Rich Cimini of reported that 14 of the 18 completions were caught within 5 yards of the line of scrimmage, and all three of Hackenberg's throws over 10 yards fell incomplete. But, hey, he wasn't intercepted (and his lost fumble on a botched snap might not have been his fault).

I read more than one piece that deemed Hackenberg's performance an improvement because he often had trouble going 18-of-25 against air in practice.

Really? Is this where we are? Hackenberg isn't an 8-year old. He's a professional, one that was selected in the second round in the 2016 NFL Draft. He should be able to complete the vast majority of 3-yard swing passes.

The Titans were playing mostly vanilla defenses such as soft zones, making those plays very safe.
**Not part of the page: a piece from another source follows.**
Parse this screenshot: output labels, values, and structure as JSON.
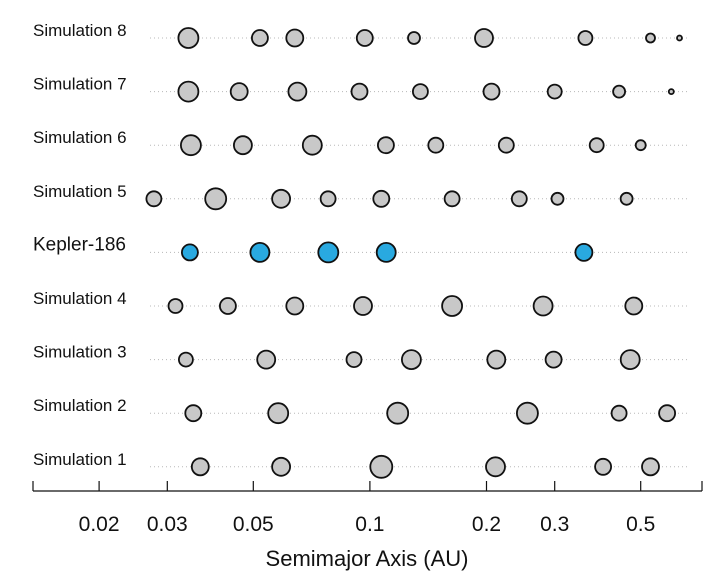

Do you think regular season opponents aren't going to press the Jets' inexperienced receivers at the line of scrimmage to make those timing patterns quite a bit more difficult?

Oh, and let's not forget that for all of these supposed positives you want to take from this game, the Jets did not score a single point after McCown's 5-yard touchdown toss to Charone Peake five minutes into the first quarter.

As for the Jets' defense, the starters played two series, which, again, is not enough of a sample or even a fair representative of typical regular season activity (Titans quarterback Marcus Mariota was seeing his first competitive action since breaking his leg last December) for any sort of extrapolation.

Yes, the defense did seem to be playing faster, but it remains to be seen whether it will be materially better. Rookie safeties Jamal Adams and Marcus Maye were called on to make one play (a Maye tackle) between them as Mariota did not feel the need to test their lack of NFL game experience.

There really isn't any need (other than NFL owners' greed) to play these games at all. Several coaches have commented that their programs get more out of scrimmages and joint practices than from these exhibitions designed to squeeze more money out of fans and TV networks.

The Jets can go 4-0 this preseason, and it wouldn't change my expectations one iota. Every year I need to remind you about the time Gang Green went 5-0 behind another quarterback chosen in the second round a year earlier.

In 1992, Browning Nagle and the Jets finished 4-12.